A chain is only as strong as its weakest link, and that cliché applies more in aviation than just about any other field — with the possible exception of training attack dogs. Old Bonanzas like mine have Continental E-series engines, similar to later O-470s, but with enough differences to make operating one a constant source of education. One important class involves the Thompson TF1900 engine-driven fuel pump. Experience may be the best 'professor' but when it comes to E-series Continental engines, Lew Gage is right up there on the podium alongside the school of hard knocks. From his book, E-Series Bonanzas concerning the Thompson pump:
"The pump part of this unit is very well designed and manufactured to close tolerances with high quality.
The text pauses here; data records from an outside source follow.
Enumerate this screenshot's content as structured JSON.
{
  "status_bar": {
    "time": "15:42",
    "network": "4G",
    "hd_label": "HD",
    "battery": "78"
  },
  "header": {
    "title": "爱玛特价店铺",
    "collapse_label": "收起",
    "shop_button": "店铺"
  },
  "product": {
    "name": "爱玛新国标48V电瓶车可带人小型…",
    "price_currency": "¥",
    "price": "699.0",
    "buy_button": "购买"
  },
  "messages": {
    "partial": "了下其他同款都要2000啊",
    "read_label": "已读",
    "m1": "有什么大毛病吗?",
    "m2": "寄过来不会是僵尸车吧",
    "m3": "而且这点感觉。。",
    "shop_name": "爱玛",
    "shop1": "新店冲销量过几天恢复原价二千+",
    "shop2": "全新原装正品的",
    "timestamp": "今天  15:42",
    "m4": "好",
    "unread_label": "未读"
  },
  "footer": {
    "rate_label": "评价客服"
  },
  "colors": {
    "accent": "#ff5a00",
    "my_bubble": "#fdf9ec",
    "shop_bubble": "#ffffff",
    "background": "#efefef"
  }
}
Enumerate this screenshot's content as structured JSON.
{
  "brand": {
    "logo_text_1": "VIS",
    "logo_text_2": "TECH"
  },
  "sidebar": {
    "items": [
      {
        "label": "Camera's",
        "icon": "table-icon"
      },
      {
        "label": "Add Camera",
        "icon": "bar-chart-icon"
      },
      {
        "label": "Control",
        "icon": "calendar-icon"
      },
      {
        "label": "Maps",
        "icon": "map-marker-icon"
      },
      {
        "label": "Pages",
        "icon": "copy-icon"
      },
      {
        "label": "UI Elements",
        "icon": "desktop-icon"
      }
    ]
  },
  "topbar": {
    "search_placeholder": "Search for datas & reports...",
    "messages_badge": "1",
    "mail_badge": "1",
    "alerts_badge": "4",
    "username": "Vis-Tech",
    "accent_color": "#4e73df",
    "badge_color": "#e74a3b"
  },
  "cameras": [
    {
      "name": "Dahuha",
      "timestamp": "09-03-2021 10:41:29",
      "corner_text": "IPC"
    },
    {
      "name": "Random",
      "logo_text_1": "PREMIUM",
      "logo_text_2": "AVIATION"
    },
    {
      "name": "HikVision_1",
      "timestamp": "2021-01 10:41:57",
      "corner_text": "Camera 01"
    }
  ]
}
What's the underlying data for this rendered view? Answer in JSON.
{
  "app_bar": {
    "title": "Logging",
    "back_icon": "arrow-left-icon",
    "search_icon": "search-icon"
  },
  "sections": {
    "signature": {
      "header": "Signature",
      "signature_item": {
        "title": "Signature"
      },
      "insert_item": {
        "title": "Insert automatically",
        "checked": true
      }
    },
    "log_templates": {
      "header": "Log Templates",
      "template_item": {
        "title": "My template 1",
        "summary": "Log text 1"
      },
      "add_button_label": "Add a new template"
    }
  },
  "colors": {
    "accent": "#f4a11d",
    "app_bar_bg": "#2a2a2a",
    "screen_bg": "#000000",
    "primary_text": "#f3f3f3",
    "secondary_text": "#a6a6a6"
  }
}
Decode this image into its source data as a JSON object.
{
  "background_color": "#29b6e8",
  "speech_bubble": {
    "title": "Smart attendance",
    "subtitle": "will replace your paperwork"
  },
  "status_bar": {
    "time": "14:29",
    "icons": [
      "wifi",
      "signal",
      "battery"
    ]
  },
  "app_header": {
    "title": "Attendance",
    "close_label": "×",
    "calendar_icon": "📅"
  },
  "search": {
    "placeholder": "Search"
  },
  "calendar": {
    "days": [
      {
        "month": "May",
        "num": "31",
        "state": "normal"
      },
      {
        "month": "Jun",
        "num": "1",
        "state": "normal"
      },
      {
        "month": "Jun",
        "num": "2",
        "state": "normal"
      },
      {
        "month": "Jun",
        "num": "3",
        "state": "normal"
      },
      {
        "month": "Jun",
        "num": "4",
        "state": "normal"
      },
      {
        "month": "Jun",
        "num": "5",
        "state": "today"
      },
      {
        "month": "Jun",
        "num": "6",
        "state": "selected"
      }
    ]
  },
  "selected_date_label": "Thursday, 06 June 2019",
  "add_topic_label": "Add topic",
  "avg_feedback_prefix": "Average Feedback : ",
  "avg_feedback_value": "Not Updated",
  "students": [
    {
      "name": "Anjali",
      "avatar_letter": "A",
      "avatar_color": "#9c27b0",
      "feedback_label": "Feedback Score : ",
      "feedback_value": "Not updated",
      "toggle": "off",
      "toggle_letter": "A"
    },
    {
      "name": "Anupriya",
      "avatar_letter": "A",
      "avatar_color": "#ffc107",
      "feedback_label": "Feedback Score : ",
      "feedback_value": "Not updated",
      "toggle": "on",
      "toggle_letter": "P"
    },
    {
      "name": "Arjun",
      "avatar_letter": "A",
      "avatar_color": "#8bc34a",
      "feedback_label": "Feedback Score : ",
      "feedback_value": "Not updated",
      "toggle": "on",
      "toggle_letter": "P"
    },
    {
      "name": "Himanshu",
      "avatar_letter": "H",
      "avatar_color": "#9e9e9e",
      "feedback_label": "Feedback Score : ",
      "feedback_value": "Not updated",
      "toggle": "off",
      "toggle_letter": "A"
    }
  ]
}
However, the drive end is of marginal design and poorly manufactured. Due to this condition, the [FAA-mandated] 300-hour inspection is a very necessary maintenance procedure."
Simply and elegantly put.
The drive end is coupled to the pump end with a shaft and a shear pin, designed to break should the pump seize. That's to keep the gear drive from fouling the engine. But the pin and the rotor shaft are soft metal, and the pin has a tendency to wear the hole into an egg-shaped oval — then flop out altogether. Pilots of older Bonanzas with Thompson pumps have in the back of their minds (at least they ought to) that if the fuel pressure should drop off for no apparent reason, it's time to start working the hand pump by the pilot's left knee — and keep working it until reaching an airport.
In my case, the fix is to replace the old Thompson (the company is long out of business) with a later-model fuel pump that doesn't have the same maintenance worry. There are rebuild options to replace the soft metal of the shaft and the pin, as well. Or just keep inspecting it every 300 hours, and hope.
And just in case anyone thinks that required inspections such as this one are no more than a pain in the wallet, dreamed up by the FAA to keep us from flying our delightful old airplanes, have a look at the accompanying close-up photo of the rotor shaft and pin of my Thompson pump. And this one isn't considered too bad, compared to some others.